Ricarda Denzer engages with the aspects of film and architecture to explore notions of power and the forms it takes within the public and private spheres. Her work revolves around language, particularly the spoken word, which often serves as the focus of her investigations into the relationships between author and subject. Sound is an integral component to verbal communication, and Denzer examines the tonal shifts, pauses, and utterances that often go unnoticed during the simple act of speaking. For Denzer, language, like paint or clay, is an artistic material that can be manipulated into different forms whose intrinsic narrative value is by its very nature encoded with multiple meanings.

How are stories created, and how can these dialogues be fixed in the moment of their creation? These questions are the starting points for Denzer’s audio-visual productions. The emptiness of a place may trigger a reading of the absent that gradually mutates into a production of meaning. By drawing attention to secondary scenes that appear banal to everyday eyes, Denzer transforms these anonymous spaces into sites imbued with the potential for new narratives. Removing all barriers for distraction, we focus our gaze on the non-visible.

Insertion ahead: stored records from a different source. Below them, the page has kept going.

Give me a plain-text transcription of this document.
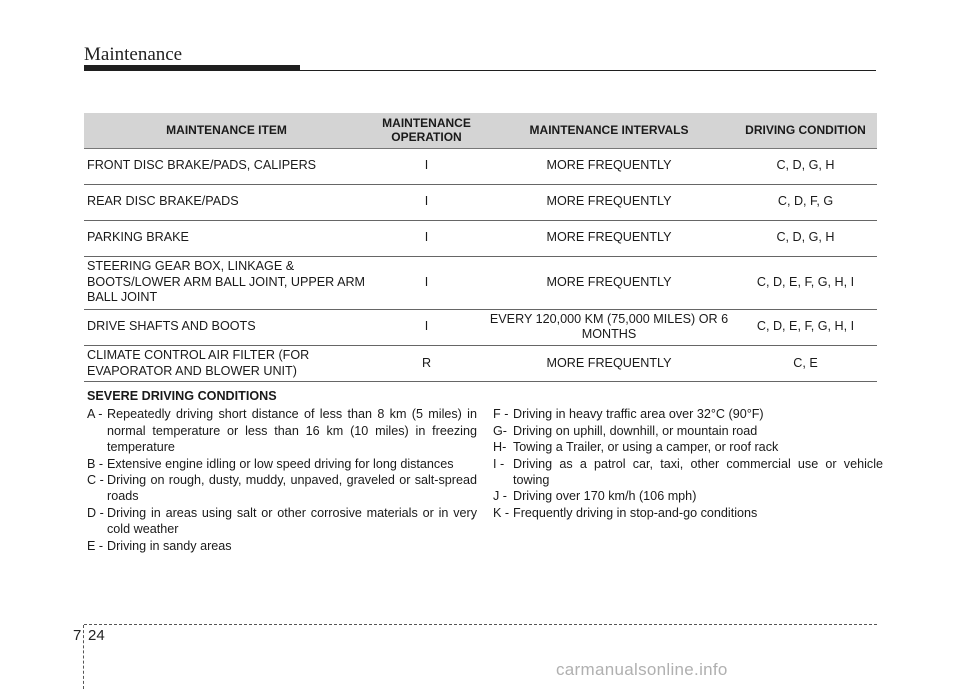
Maintenance
MAINTENANCE ITEM	MAINTENANCE OPERATION	MAINTENANCE INTERVALS	DRIVING CONDITION
FRONT DISC BRAKE/PADS, CALIPERS	I	MORE FREQUENTLY	C, D, G, H
REAR DISC BRAKE/PADS	I	MORE FREQUENTLY	C, D, F, G
PARKING BRAKE	I	MORE FREQUENTLY	C, D, G, H
STEERING GEAR BOX, LINKAGE & BOOTS/LOWER ARM BALL JOINT, UPPER ARM BALL JOINT	I	MORE FREQUENTLY	C, D, E, F, G, H, I
DRIVE SHAFTS AND BOOTS	I	EVERY 120,000 KM (75,000 MILES) OR 6 MONTHS	C, D, E, F, G, H, I
CLIMATE CONTROL AIR FILTER (FOR EVAPORATOR AND BLOWER UNIT)	R	MORE FREQUENTLY	C, E
SEVERE DRIVING CONDITIONS
A - Repeatedly driving short distance of less than 8 km (5 miles) in normal temperature or less than 16 km (10 miles) in freezing temperature
B - Extensive engine idling or low speed driving for long distances
C - Driving on rough, dusty, muddy, unpaved, graveled or salt-spread roads
D - Driving in areas using salt or other corrosive materials or in very cold weather
E - Driving in sandy areas
F - Driving in heavy traffic area over 32°C (90°F)
G- Driving on uphill, downhill, or mountain road
H- Towing a Trailer, or using a camper, or roof rack
I - Driving as a patrol car, taxi, other commercial use or vehicle towing
J - Driving over 170 km/h (106 mph)
K - Frequently driving in stop-and-go conditions
7 24
carmanualsonline.info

La crote du chou – Das Saure vom Kraut (2007) is a multipart audio-visual piece based on a conversation with Namrata Bali, treasurer of the Self Employed Women’s Association. The core issues of SEWA are to define what it means to be a woman and to be a working woman, to organize the unorganized, and to have one voice. Beginning with this interview, in an associative, non-linear narrative form, Denzer deals with existential domains of labor, of being, and acting. What does it mean to earn money, to work in order to organize oneself, or to lose track? How do the act of speaking and the system of language work as an instrument for not accepting the world as it is? How can protest, private language, and being visible in public be applied as practices of resistance which are not wage and profit-oriented?

Through these processes of participation, Denzer engages the viewer in dialogues about history, migration, and cultural identity in subtle ways. Projection, intuition, fiction, and fact overlap one another in the monologues delivered by the viewers who through the act of speaking increasingly become readers and authors of themselves and their own frames of life.